Le Tribunal Administratif de Bastia a été saisi par la SCI Jouaboul d’un recours en excès de pouvoir visant à annuler un permis de construire délivré par le maire de l’Ile-Rousse à la SCCV Stazzona pour un projet hôtelier. Par un mémoire du 8 janvier 2026, la requérante s’est désistée purement et simplement de sa requête, suite à un accord avec la pétitionnaire. En application de l’article R. 222-1 du code de justice administrative, le tribunal a donné acte de ce désistement par ordonnance du 20 janvier 2026. Les conclusions des parties défenderesses présentées au titre de l’article L. 761-1 du même code ont été rejetées.
Texte intégral
Vu la procédure suivante :
Par une requête et des mémoires, enregistrés les 12 février, 2 septembre et 14 décembre 2025, la SCI Jouaboul, représentée par Me Peres, demande au tribunal :
1°) d’annuler l’arrêté du 14 août 2024 par lequel le maire de la commune de l’Ile-Rousse a accordé à la SCV Stazzona le permis de construire un bâtiment en deux parties avec chambres d’hôtel et apparts hôtel, sur les parcelles cadastrées section B nos 1802, 1909 et 341, situées rue de la Forge et rue Général Graziani, ensemble la décision du 10 décembre 2024 rejetant son recours gracieux ;
2°) de mettre à la charge de la commune de l’Ile-rousse le versement de la somme de 1 500 euros au titre des dispositions de l’article L. 761-1 du code de justice administrative.
Par des mémoires, enregistrés les 2 septembre et 12 décembre 2025, la SCCV Stazzona, représentée par Me Albertini, conclut :
- à titre principal, au rejet de la requête,
- à titre subsidiaire, au sursis à statuer
- et, en tout état de cause, à ce que soit mise à la charge de la SCI Jouaboul, la somme de 2 500 euros au titre des dispositions de l’article L. 761-1 du code de justice administrative.
Elle soutient que la requête est irrecevable et que ses moyens ne sont pas fondés.
Par des mémoires en défense, enregistrés les 22 mai et 13 novembre 2025, la commune de l’Ile-Rousse, représentée par Me Franceschini, conclut :
- à titre principal, au rejet de la requête,
- à titre subsidiaire, au sursis à statuer
- et, en tout état de cause, à ce que soit mise à la charge de la SCI Jouaboul la somme de 2 500 euros au titre des dispositions de l’article L. 761-1 du code de justice administrative.

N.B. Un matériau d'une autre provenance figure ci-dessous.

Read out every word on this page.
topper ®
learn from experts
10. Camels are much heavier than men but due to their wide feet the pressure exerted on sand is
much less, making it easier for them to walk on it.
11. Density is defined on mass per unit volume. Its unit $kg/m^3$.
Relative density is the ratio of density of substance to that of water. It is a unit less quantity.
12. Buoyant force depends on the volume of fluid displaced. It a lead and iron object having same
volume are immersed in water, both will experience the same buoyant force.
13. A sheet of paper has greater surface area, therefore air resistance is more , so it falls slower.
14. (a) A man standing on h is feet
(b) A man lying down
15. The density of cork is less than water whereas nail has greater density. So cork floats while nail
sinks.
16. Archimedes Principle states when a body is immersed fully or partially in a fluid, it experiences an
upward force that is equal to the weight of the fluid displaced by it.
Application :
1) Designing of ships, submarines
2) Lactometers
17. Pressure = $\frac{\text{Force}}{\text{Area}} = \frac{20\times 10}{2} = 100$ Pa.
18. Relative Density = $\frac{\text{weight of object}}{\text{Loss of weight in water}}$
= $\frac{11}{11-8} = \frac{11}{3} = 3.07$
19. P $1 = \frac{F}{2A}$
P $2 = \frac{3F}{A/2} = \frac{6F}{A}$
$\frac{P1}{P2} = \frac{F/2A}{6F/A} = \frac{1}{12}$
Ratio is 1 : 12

Elle soutient que la requête est irrecevable et que ses moyens ne sont pas fondés.
Par un mémoire, enregistré le 8 janvier 2026, la SCI Jouaboul déclare se désister purement et simplement de sa requête, un accord étant intervenu avec la pétitionnaire.
Vu les autres pièces du dossier.
Vu le code de justice administrative.
Considérant ce qui suit :
D’une part, aux termes de l’article R. 222-1 du code de justice administrative : « Les présidents de tribunal administratif et de cour administrative d’appel (…) peuvent, par ordonnance : 1° donner acte des désistements (…) ».
Par le mémoire susvisé du 8 janvier 2026, la SCI Jouaboul déclare se désister de sa requête. Ce désistement étant pur et simple, rien ne s’oppose à ce qu’il en soit donné acte.
Dans les circonstances de l’espèce, il n’y a pas lieu de faire droit aux conclusions de la SCCV Stazzona et de la commune de l’Ile-Rousse présentées sur le fondement des dispositions de l’article L. 761-1 du code de justice administrative.
O R D O N N E :
Article 1er : Il est donné acte du désistement de la SCI Jouaboul.
Article 2 : Le surplus des conclusions des parties est rejeté.
Article 3 : La présente ordonnance sera notifiée à la SCI Jouaboul, à la commune de l’Ile-Rousse et à la SCV Stazzona.
Copie en sera adressée au préfet de la Haute-Corse.
Fait à Bastia, le 20 janvier 2026
La présidente du tribunal,
signé
A. Baux
La République mande et ordonne au préfet de la Haute-Corse, en ce qui le concerne ou à tous commissaires de justice à ce requis en ce qui concerne les voies de droit commun, contre les parties privées, de pourvoir à l’exécution de la présente décision.